Trying not to drip-feed, I need to find out how selfish I am (or not).

DH is from non-UK country, I am from an EU country. I have visited his country many times and really love it. To visit. Not to live. You know what it's like when you first meet, everything is possible, everything is imaginable. I suppose when we first met I wouldn't have minded living there so may have led him (unwillingly) on.

Anyway, fast forward 12 years of marriage. DH managed to get a job in my country for 6 years where we lived very happily. He also very much enjoyed living there. I raised the children, studied at uni and volunteered at children's school. The job changed and we had to move back to the UK. He was quite happy about it because he never really learned my language and was looking forward seeing friends again etc. He was also fed up with being the main breadwinner and was looking forward to me getting a job.

We have now lived here for 2 years and I managed to get a great job. It's not paid amazingly well but I get all the holidays off so in my mind it is ok as otherwise we would have had to pay for holiday clubs etc. I really like going to this job and enjoy it very much.

DH is not happy. We don't always get on, he is very unhappy with his job and needs a change. We briefly considered a third EU country to live in but I am reluctant to leave my job because it fits in so well with raising children. He briefly considered getting a different job here but now wants to go back to his country.

I get it, he just build a house in his country that he wants to live in, his parents are getting elderly and he wants to spend more time with them. I totally understand all that. But I just don't want to move there. The pollution is awful, we would live with his parents (who are lovely but I would feel very restricted), I don't know if I could get a job etc. There is a British school for the children but again, the children couldn't do the same things they currently enjoy doing here (don't speak the language).

He now wants to set us up here and move to his country.

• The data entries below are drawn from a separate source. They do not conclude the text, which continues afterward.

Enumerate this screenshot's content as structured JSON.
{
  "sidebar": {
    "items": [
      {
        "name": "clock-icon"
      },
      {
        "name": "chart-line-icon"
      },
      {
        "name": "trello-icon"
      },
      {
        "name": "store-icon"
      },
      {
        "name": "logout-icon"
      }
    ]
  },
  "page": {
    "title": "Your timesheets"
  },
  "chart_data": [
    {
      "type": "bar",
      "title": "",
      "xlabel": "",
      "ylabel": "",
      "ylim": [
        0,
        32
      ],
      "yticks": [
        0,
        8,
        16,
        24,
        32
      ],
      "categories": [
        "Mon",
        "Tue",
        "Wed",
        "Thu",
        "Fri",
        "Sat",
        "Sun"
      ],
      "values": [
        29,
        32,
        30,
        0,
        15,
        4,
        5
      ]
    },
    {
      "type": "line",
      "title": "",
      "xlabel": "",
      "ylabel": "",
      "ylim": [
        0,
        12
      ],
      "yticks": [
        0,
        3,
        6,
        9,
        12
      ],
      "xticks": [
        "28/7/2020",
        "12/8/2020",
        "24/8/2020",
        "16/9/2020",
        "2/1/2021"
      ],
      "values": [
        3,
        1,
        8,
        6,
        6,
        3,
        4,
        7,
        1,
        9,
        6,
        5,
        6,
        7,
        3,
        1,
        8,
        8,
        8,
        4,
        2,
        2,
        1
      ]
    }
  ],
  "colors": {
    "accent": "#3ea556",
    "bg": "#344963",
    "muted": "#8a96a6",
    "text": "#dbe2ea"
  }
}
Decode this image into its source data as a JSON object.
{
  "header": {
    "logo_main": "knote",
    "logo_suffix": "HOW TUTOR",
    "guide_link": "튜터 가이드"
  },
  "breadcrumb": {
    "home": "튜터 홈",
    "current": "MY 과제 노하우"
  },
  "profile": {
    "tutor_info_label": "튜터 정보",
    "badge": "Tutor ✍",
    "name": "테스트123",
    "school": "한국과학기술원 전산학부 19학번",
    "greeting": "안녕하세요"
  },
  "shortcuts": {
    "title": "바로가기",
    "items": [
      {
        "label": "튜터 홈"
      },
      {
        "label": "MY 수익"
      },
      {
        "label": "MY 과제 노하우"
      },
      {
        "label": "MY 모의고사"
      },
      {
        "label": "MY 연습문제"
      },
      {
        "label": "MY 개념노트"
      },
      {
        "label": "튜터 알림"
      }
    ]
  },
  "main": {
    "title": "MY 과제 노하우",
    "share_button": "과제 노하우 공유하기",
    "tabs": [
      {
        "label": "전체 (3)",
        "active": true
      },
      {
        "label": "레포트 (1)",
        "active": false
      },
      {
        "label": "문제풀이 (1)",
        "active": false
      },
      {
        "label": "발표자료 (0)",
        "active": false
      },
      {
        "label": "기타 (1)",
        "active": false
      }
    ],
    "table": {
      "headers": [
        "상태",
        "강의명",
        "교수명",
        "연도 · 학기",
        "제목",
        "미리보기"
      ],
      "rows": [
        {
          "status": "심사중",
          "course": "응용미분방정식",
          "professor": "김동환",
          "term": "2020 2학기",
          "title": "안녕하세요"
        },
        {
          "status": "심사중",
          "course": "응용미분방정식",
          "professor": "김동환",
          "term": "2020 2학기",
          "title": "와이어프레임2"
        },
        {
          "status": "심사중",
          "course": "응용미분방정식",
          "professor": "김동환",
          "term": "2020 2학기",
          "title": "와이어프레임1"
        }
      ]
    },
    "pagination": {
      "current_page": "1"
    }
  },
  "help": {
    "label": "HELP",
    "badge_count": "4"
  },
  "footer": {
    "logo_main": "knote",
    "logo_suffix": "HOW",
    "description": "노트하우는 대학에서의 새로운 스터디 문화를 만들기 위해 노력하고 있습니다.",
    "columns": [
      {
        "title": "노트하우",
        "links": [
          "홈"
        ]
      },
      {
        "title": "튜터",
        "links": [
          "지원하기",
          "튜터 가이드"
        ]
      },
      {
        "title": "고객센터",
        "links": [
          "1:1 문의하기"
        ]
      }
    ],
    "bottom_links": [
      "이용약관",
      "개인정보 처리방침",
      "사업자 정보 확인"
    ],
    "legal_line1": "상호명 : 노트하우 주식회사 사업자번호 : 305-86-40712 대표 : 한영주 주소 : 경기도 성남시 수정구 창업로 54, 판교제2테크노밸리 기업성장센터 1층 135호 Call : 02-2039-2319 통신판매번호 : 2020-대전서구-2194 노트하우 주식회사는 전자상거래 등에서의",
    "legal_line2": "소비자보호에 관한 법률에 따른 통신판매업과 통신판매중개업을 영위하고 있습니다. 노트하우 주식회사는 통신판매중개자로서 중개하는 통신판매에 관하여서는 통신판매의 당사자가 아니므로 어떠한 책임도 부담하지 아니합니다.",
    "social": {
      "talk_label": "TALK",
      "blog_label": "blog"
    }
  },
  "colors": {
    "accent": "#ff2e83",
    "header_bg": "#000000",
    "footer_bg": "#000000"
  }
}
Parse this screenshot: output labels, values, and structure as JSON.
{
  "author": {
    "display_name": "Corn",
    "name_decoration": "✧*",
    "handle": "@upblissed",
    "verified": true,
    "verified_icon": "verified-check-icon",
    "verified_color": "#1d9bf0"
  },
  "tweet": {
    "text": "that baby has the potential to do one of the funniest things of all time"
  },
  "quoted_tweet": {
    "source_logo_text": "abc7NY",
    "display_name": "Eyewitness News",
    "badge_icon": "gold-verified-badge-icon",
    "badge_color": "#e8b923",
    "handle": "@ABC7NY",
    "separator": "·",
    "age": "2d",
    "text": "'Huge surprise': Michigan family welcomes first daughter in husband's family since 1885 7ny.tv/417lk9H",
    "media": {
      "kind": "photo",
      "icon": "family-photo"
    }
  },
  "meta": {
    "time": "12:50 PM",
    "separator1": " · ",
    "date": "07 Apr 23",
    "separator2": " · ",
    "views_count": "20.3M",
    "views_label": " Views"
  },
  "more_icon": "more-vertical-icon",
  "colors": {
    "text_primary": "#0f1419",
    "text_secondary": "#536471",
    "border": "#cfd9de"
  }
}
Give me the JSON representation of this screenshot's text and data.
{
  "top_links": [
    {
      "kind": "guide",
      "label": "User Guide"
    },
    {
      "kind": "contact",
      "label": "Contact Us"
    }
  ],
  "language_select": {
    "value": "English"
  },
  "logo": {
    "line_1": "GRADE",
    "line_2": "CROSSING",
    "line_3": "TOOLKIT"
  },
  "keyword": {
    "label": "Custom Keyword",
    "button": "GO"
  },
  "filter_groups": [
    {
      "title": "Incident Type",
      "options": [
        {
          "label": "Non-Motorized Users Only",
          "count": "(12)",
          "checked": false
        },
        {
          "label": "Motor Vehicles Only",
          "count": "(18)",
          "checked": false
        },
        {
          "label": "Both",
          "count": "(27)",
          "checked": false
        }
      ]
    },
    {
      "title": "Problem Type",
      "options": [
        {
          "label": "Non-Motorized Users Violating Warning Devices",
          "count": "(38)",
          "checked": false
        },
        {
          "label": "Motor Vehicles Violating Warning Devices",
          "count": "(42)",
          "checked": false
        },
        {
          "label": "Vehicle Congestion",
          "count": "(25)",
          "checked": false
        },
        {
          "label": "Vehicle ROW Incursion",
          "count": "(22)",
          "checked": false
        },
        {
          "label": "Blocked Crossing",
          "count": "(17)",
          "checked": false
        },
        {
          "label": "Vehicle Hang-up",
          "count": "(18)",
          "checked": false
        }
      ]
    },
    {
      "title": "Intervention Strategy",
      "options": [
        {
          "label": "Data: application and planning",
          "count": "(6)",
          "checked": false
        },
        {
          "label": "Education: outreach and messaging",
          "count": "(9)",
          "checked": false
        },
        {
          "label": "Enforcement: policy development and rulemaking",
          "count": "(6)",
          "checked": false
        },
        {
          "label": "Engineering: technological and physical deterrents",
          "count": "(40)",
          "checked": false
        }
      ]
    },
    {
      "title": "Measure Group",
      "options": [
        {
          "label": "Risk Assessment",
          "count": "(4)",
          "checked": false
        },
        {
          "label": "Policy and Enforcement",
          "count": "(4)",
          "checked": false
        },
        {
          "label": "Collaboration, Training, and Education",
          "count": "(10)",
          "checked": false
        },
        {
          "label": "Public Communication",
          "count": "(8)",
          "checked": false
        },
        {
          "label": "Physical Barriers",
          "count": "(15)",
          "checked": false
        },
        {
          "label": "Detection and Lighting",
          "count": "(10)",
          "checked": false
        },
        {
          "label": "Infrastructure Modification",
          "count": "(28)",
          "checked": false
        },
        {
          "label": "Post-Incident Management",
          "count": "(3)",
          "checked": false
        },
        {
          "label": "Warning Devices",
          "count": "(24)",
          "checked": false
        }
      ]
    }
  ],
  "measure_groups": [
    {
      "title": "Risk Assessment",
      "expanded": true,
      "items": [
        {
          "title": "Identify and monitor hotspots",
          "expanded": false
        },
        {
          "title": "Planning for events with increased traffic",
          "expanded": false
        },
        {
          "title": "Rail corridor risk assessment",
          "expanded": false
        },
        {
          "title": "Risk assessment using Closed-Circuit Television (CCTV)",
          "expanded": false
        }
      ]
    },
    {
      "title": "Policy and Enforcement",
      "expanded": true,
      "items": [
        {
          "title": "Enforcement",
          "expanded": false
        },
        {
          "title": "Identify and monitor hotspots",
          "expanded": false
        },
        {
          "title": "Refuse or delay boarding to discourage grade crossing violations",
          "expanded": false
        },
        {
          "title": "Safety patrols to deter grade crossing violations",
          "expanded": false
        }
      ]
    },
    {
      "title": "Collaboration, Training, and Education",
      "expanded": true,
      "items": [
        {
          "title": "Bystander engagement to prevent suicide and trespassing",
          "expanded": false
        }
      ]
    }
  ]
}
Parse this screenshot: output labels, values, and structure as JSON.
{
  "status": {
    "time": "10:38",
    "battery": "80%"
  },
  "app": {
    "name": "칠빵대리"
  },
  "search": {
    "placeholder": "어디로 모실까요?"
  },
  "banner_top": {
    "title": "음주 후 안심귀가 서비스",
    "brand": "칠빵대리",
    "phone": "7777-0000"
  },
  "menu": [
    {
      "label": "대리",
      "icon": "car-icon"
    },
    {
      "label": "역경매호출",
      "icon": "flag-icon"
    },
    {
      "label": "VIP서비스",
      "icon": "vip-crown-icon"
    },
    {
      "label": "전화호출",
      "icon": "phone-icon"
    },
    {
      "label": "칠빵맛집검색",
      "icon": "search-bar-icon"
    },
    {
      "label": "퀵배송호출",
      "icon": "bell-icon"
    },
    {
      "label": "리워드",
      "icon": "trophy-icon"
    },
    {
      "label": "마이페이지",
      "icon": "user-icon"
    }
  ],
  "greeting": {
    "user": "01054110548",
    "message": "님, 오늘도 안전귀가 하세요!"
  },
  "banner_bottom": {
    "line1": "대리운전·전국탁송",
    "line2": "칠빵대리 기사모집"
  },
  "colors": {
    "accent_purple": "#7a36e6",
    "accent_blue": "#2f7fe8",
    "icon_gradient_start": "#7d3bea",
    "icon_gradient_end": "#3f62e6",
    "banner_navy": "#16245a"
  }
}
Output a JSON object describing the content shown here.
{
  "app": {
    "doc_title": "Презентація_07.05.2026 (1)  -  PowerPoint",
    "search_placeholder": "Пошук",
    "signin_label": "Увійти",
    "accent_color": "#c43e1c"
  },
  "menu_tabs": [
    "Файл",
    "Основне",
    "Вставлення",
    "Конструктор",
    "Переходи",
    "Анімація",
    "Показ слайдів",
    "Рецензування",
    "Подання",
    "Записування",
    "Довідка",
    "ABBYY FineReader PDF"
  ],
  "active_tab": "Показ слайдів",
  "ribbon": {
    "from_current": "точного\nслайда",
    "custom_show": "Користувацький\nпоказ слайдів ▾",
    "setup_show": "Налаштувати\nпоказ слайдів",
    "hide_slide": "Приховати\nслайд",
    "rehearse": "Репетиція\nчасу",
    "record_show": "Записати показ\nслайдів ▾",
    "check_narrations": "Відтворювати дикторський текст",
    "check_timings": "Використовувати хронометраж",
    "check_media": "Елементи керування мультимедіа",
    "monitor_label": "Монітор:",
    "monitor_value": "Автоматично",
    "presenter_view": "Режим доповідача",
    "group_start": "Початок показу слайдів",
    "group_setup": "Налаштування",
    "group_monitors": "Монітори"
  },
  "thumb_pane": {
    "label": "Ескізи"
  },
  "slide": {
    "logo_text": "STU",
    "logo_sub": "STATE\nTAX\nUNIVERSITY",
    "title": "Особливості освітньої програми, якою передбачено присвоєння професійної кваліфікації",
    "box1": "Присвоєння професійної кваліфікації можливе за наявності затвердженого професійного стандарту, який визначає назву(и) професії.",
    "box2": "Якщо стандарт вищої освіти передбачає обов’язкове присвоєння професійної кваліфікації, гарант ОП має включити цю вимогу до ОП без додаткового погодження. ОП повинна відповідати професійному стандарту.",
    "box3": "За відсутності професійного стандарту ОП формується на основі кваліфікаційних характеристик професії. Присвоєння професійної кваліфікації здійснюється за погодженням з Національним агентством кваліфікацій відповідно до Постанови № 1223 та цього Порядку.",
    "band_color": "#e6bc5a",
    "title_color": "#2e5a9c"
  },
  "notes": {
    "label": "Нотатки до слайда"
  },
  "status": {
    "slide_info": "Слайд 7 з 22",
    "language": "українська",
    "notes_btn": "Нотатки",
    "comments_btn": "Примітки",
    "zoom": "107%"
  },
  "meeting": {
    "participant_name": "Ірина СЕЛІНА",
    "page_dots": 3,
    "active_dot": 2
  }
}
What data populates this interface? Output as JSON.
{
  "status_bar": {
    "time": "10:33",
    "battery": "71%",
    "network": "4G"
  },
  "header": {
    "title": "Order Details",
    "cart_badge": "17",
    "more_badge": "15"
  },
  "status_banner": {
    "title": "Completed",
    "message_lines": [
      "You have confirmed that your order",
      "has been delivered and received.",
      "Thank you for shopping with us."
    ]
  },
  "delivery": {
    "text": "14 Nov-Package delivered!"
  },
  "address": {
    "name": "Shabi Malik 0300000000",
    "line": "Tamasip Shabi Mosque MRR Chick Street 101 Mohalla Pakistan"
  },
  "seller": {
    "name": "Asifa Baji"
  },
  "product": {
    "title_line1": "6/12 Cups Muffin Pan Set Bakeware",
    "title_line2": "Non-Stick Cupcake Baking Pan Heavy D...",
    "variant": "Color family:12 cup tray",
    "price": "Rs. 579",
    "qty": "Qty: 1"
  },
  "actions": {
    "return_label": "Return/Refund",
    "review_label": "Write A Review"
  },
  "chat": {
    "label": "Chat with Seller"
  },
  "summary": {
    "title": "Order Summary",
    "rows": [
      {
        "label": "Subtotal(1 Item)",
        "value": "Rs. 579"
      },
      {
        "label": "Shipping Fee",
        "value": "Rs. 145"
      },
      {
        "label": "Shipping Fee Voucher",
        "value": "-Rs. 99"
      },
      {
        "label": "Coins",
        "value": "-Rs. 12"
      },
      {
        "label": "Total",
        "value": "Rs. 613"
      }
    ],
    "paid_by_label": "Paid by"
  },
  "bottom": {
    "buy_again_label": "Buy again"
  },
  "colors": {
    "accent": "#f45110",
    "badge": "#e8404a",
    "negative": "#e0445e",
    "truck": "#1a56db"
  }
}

I just feel so bad that our family will be torn apart and think that maybe I should suck it up and move with him but I know I just wouldn't be happy.

I don't even know if I want to stay here in that case or go back to my country. I spent the majority of my adult life here in the UK and think would find it really hard getting a job in my country, hence the reluctance to go back. Though I know the children would have a great life there.

Everything is a mess and I don't know how to decide anything. Where do I start?

OP posts:
Cricrichan · 15/01/2018 00:09

I understand him wanting to go home but he's quite unreasonable in expecting to uproot his wife and kids to go to a country where they don't speak the language and has very different customs.

Also with brexit looming once you leave the UK you may not be able to come back .

Littlelambpeep · 15/01/2018 00:24

I wouldnt go. You have a life you want. You would be unhappy I think

hevonbu · 15/01/2018 03:45

One can't but wonder what country he is from. Is it Bombay? (You said pollution is awful, so I immediately thought of either Bombay or Beijing.)

Your children are of course rooted in this other EU country of yours?

Don't think you'd be able to reason with him as his elderly parents are involved in the equation, to be honest. He's going to be adamant.

WS12 · 15/01/2018 03:58

Absolutely do not move. It sounds like there's a chance he would never go back and that's disastrous for you if you can't settle.

dotcomconfused · 15/01/2018 04:24

Thank you all fpr your replies. The Brexit thing has really thrown a spanner in the works. I feel like I cannot move from here until the settlement issue has been resolved and I have some sort of stamp in my passport.

I could perhaps have compromised and gone to live there for 2 years or so but with no income myself, you are very right, if I want to come back and he doesnt, I would be stuck. To be fair, he probably would try to help me get back but how more complicated the whole thing would be.

We regularly argue due to other stuff and I suppose that fuels his desire to leave. Many times I wished I could live by myself again but I would feel very sad. On some level I do still love him.

After posting last night I looked at some local counsellors and might give that a try too. As nice as it is living in a global world, I would not recommend my children to marry someone from a different country. We love his customs and do as many of the festivals as we can but the getting older and settling down question will always be a major obstacle.

OP posts:
Olikingcharles · 15/01/2018 05:16

Please be aware of the hague convention regarding children. Not sure if your DH country is a signatory to the Hague convention but you could find yourself trapped there with no option to leave with the children. It has happened to many parents. Do your research before you consider a move. Tread carefully.